And there came also Nicodemus, which at the first came to Jesus by night, and brought a mixture of myrrh and aloes, about an hundred pound weight. Then took they the body of Jesus, and wound it in linen clothes with the spices, as the manner of the Jews is to bury.
Nicode'mus also, who had at first come to him by night, came bringing a mixture of myrrh and aloes, about a hundred pounds' weight. They took the body of Jesus, and bound it in linen cloths with the spices, as is the burial custom of the Jews.
Nicode'mus also, the man that came to him in the night the first time, came bringing a roll of myrrh and aloes, about a hundred pounds [of it]. So they took the body of Jesus, and bound it up with bandages with the spices, just the way the Jews have the custom of preparing for burial.
Early authors, mostly American or English, on biblical botany, and even I, concluded that the biblical aloe of the New Testament was Aloe perryi or Aloe socotrina.

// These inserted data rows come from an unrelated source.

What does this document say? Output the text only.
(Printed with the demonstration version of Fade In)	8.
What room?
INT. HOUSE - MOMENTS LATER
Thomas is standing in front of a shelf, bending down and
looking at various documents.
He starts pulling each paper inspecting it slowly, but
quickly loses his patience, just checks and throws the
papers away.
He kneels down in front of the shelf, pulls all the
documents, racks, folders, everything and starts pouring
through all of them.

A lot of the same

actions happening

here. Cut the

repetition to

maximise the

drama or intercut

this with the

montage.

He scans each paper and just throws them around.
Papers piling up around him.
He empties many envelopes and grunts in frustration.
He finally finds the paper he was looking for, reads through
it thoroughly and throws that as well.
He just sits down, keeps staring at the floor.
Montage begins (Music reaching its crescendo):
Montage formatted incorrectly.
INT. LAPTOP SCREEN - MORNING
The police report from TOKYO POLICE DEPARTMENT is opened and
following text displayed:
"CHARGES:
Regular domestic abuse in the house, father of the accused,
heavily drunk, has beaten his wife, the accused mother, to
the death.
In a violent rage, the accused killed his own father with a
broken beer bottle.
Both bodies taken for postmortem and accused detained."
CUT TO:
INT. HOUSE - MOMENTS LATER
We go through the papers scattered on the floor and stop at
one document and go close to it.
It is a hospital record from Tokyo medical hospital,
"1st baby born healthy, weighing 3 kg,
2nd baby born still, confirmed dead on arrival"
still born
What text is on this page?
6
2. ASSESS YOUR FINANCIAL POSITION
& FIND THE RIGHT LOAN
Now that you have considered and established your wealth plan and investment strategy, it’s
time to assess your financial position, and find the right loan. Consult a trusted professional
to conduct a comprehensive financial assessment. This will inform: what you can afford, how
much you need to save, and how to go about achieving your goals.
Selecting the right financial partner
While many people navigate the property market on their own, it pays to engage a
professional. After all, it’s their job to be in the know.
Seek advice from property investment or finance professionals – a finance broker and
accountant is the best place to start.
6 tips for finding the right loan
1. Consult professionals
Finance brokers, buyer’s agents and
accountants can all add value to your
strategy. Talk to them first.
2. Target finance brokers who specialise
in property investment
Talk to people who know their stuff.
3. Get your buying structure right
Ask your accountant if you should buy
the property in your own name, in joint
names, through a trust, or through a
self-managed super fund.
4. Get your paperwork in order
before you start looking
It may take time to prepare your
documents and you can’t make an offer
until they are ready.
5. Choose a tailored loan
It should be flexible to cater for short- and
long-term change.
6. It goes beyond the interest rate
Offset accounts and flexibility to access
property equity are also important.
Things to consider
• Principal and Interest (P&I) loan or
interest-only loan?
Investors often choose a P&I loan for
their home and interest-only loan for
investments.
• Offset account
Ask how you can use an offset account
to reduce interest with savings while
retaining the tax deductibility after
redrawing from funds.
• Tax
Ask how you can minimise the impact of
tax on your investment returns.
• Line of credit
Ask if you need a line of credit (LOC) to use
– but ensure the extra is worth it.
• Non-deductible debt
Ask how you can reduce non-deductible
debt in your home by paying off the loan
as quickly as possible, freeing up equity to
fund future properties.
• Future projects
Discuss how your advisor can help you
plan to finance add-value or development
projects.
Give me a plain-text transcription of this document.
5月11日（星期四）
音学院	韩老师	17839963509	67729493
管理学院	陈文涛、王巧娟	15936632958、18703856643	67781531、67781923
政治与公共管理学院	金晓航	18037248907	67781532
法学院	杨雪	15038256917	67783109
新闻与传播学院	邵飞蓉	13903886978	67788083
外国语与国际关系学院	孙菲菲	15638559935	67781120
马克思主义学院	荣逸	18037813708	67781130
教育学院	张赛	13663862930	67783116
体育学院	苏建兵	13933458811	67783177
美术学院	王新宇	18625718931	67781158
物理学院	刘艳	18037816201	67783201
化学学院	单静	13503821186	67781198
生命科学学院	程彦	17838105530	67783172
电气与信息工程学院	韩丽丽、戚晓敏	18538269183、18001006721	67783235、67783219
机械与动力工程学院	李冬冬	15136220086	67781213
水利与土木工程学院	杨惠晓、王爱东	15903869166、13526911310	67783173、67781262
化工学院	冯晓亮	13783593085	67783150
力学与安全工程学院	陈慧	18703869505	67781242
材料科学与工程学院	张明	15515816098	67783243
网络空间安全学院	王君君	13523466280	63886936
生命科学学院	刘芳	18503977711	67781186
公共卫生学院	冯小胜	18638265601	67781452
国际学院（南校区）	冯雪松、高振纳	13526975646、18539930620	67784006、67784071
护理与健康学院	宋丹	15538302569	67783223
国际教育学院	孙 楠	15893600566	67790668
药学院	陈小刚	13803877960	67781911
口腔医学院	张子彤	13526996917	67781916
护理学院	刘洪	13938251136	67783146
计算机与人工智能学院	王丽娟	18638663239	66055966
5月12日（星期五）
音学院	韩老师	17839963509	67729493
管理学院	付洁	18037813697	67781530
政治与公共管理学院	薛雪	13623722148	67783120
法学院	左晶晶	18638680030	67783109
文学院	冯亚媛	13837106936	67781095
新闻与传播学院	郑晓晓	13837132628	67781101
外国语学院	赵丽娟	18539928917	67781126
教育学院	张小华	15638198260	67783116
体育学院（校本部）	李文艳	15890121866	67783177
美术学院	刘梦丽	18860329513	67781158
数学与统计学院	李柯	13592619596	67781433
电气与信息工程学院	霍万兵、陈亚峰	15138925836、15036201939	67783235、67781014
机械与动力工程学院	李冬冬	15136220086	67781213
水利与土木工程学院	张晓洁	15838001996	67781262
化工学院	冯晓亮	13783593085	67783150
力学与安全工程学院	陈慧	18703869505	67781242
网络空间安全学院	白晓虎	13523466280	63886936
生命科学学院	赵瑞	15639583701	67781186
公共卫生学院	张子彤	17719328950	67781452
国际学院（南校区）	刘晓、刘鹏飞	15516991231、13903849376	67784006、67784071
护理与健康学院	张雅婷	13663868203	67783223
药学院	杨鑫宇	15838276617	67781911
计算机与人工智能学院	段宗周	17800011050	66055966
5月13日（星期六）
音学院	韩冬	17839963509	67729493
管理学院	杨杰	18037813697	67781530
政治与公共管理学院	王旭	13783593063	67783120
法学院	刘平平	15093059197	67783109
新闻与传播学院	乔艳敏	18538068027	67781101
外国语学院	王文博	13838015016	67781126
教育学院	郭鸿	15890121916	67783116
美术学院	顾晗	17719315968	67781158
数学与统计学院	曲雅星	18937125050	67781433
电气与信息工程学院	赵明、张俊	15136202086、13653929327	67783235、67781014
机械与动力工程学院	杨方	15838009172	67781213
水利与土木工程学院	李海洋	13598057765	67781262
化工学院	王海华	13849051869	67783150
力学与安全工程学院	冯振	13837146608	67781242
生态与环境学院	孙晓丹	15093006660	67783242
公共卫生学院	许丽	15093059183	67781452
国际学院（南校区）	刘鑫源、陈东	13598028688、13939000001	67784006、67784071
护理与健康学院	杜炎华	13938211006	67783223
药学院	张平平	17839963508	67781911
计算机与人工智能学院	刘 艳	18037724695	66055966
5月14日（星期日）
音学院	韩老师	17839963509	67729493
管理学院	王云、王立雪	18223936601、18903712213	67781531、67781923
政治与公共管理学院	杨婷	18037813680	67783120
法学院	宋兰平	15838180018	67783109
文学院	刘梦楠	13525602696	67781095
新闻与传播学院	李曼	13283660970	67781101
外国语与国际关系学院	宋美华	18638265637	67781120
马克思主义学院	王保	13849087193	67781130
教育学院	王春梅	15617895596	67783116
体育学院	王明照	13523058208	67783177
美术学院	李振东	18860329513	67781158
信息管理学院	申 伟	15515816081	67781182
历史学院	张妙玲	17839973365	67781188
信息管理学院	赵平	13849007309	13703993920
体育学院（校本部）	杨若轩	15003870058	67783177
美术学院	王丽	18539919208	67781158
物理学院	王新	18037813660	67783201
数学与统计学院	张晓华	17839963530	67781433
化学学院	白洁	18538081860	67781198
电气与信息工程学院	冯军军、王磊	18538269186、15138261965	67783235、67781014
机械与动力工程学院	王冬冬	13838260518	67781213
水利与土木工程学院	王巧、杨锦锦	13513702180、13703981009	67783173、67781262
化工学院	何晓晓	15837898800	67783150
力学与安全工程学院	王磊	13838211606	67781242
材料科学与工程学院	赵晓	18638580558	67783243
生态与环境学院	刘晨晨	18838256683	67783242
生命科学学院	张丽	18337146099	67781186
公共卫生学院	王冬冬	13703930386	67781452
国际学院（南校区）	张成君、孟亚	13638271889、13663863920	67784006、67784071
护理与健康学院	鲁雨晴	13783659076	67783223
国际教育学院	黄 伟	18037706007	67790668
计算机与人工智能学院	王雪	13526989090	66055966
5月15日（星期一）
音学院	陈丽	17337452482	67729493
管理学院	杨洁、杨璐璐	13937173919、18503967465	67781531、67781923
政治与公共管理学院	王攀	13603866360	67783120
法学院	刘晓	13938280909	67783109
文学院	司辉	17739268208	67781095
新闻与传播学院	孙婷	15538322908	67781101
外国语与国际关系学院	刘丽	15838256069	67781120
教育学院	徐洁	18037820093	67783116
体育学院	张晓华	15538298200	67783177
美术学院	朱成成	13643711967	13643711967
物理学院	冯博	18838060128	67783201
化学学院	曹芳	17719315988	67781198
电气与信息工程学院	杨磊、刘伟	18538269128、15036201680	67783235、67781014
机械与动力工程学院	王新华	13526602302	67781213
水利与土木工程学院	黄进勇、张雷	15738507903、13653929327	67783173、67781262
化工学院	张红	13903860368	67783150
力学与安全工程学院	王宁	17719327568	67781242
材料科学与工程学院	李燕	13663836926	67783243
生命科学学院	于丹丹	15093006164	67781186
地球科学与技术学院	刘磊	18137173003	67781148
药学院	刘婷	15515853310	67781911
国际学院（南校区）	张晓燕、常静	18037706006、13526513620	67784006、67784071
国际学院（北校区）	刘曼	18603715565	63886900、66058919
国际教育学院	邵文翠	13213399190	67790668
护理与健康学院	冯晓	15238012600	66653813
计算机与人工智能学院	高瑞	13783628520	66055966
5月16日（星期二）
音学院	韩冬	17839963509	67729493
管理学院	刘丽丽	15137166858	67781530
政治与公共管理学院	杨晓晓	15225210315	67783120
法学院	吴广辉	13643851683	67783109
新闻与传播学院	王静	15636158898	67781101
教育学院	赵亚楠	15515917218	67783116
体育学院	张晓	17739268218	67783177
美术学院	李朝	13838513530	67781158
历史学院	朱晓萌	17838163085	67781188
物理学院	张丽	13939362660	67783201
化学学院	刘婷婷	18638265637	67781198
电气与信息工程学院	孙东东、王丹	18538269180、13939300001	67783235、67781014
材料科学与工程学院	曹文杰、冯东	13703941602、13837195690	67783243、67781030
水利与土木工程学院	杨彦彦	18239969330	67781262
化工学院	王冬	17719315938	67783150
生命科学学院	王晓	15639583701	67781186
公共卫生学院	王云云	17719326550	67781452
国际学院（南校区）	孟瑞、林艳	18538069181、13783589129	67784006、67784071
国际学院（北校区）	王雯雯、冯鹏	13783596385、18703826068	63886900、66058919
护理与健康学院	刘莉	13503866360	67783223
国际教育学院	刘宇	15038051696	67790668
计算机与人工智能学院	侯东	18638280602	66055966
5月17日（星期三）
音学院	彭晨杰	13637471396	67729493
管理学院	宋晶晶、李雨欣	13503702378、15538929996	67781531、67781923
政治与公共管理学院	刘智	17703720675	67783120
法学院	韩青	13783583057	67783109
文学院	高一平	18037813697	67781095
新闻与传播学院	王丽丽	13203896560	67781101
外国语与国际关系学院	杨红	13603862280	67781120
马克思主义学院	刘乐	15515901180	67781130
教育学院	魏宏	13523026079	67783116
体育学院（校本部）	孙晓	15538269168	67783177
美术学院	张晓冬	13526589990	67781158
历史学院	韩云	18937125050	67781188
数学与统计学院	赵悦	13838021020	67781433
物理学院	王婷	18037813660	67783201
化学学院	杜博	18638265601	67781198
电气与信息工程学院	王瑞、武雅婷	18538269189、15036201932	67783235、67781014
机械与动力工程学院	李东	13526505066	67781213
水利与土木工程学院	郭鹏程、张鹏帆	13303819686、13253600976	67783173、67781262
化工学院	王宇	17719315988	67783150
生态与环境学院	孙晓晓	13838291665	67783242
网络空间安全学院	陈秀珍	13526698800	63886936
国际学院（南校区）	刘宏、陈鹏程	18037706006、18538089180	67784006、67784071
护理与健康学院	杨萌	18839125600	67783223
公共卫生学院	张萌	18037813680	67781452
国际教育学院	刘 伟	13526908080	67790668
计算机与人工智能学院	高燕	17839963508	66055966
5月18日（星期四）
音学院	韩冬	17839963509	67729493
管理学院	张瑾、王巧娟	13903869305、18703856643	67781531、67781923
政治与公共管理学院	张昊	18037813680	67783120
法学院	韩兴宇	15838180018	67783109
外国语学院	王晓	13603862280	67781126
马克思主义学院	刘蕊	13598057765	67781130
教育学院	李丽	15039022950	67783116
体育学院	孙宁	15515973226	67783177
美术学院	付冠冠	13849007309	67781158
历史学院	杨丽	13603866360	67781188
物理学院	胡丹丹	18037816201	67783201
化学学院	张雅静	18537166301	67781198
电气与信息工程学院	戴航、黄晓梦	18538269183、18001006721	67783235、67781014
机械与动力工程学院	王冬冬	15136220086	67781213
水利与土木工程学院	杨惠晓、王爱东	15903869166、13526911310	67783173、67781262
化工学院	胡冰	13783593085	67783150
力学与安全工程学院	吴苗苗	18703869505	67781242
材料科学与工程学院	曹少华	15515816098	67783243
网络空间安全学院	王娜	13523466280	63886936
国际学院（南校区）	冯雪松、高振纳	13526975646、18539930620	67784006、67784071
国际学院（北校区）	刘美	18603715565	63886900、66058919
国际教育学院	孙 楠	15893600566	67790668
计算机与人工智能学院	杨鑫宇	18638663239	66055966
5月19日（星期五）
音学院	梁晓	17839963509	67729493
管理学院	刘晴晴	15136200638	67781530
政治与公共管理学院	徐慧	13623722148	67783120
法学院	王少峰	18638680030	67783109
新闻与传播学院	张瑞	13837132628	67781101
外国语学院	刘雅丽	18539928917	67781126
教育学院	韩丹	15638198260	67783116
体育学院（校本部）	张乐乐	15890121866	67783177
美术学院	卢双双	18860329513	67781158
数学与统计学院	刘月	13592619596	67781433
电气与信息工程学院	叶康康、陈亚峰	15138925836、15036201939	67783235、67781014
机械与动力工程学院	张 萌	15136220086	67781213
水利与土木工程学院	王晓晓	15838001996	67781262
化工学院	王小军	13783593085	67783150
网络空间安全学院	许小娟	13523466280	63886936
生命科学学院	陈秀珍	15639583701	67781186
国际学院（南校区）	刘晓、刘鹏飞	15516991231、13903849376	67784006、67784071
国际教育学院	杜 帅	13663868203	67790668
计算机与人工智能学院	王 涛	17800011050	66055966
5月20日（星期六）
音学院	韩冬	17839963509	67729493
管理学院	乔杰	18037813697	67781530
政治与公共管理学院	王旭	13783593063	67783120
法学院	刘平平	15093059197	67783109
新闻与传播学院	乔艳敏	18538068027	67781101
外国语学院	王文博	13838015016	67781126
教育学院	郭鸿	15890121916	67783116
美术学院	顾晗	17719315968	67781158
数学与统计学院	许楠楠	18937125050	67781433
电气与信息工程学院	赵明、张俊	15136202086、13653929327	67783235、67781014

Knowing how taxonomi-cally difficult this genus of some 250 to 300 species is, I am relieved to accept the opinion of Israeli scientist Michael Zohary, who concludes that the aloe of John 19 was "probably an oil extracted from the succulent leaves of Aloe vera (in its broader sense also including A. succotrina and A. bar-badensis)." It was widely used in that part of the world for embalming and for medicine (ZOH). It is generally agreed that the aloes and myrrh, not cheap even then, were to facilitate Jesus' embalming and wrapping in linen (BMD). As mentioned in my second edition (CR2), there is still much confusion resulting from varying interpretations by various scientists. I will abide by AHPA's decision to treat the scientific name as the standardized common name, whether I like it or not.